Introduction to KV Cache Transmission#

This article provides a general overview of the components used for device-to-device transmission of KV cache, which is relied upon by dist-serving. It is intended as a reference for users who wish to understand the internal implementation or develop extended functionalities.

Table of Contents#

Workflow#

KV Cache Transfer Overview
  1. Context phase completes computation, KV cache stays in device memory awaiting transmission.

  2. Context returns its communicator handle to the user, who selects the generation executor for continued communication.

  3. If no prior connection exists, it’s established now. Generation phase shares its cache layout with context.

  4. Generation phase requests KV cache for specific tokens.

  5. Context sends KV cache to generation phase.

  6. Generation phase resumes computation, context releases KV cache.

Key Components#

Transceiver#

Responsible for coordinating the sending and receiving of cache among different ranks within the same executor.

Sender and Receiver#

Responsible for transmitting control plane messages. That is, during per-request transmission, the receiver bound to the generation informs the sender of the specific information it requires. The sender then sends the corresponding KV cache based on these messages.

Formatter#

Performs KV cache data transmission and correctly handles the mapping between caches across different TP/PP configurations.

Connection#

Bidirectional byte-stream protocol facility. Apart from essential operations such as connection establishment, it mainly provides send and receive functionalities. UCX accesses the system through this facility. The AgentConnection data structure adapts the upper-layer bidirectional send/receive semantics into a unidirectional read/write operation model.

Transfer Agent#

Unidirectional byte-stream read/write protocol facility. Apart from essential operations such as connection establishment, it primarily provides read and write functionalities. NIXL accesses the system through this facility.

Customization#

At the current stage, the customization work mainly involves inheriting the low-level data plane interfaces to enable the invocation of third-party communication libraries, as well as defining the data structures required for establishing connections in the data plane.

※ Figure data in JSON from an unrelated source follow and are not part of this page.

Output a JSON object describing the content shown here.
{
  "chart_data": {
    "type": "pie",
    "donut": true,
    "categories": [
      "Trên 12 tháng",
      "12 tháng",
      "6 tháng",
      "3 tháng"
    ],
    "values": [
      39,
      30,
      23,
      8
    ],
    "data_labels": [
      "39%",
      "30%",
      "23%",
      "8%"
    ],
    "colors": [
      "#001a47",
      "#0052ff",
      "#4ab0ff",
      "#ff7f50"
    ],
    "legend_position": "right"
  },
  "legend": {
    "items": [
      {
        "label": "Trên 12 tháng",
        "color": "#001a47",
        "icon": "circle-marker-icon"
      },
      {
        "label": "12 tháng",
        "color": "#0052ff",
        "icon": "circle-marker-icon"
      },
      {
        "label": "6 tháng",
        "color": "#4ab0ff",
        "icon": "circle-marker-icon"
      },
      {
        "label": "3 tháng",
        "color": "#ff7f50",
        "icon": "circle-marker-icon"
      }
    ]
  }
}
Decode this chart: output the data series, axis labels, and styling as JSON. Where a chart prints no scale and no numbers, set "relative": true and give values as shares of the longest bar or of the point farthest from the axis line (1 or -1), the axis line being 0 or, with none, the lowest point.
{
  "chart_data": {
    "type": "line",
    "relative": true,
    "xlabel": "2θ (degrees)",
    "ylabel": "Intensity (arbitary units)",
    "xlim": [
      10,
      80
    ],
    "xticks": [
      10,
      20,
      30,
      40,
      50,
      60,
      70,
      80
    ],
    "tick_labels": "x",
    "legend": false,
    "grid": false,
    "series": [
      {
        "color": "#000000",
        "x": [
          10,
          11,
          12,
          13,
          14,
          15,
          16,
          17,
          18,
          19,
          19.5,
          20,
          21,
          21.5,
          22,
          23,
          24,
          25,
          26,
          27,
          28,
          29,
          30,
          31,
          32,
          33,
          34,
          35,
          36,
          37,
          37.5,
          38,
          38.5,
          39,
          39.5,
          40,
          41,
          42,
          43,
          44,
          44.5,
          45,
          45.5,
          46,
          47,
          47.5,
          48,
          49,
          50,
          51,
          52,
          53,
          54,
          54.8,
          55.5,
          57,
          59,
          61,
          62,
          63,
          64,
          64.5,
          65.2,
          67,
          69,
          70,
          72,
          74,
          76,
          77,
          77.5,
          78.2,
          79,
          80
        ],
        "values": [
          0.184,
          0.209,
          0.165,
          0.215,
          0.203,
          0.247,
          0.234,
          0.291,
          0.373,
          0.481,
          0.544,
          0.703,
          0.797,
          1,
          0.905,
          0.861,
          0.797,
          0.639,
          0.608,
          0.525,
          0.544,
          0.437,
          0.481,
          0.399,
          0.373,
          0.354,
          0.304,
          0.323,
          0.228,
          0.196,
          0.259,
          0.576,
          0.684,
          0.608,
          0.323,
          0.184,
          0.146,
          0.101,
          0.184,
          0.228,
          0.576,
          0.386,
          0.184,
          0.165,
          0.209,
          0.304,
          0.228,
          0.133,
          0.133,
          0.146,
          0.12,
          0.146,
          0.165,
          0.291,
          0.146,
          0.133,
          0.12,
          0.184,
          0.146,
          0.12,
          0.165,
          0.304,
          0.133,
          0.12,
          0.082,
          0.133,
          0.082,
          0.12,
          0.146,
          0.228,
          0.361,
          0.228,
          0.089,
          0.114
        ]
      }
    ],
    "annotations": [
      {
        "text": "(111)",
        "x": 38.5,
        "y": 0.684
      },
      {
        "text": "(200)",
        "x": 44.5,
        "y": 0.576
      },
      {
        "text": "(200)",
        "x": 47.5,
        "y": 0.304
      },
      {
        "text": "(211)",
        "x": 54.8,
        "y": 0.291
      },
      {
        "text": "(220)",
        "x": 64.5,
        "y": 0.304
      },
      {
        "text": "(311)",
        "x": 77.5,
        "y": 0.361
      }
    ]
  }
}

Encapsulation and Overloading of Low-Level Communication Libraries#

Each layer of interface described in the previous section supports overloading. Here, based on whether the underlying library uses a unidirectional or bidirectional protocol, we describe the customization methods respectively.

If the underlying library you are integrating uses a unidirectional communication model, with read/write as its primary interfaces, you should inherit the executor::kv_cache::BaseTransferAgent data structure. This structure mainly provides interfaces for memory registration, remote agent loading, and transfer request submission.

If the underlying library you are integrating uses a bidirectional communication model, you should inherit the executor::kv_cache::Connection data structure. This structure mainly provides send and receive interfaces.

Modifications to Upper-Level Runtime Logic#

This corresponds to the communication info section shown in the figure above. Since different underlying communication connections may require completely different setup methods—for example, some use IP and port, others require a world rank, and some communication libraries establish connections using binary-transparent metadata—we provide sufficient flexibility to allow users to customize this part as needed.

Evolution Outlook#

Currently, the architecture of KV transfer is being optimized. First, we plan to move the control plane logic up to Python to enable better integration with the Python runtime. In addition, we are reevaluating the current design choice of initiating communication only after the context computation is completed, which was originally made for flexibility. Lastly, since some control logic is still being transmitted through the data plane, we aim to clarify the relationship between the control and data planes, and to simplify and streamline the code logic of the data plane. Due to the modular architecture, these iterative enhancements are only loosely coupled with the TransferAgent. We aim to minimize the impact of future upgrades on third-party integrations.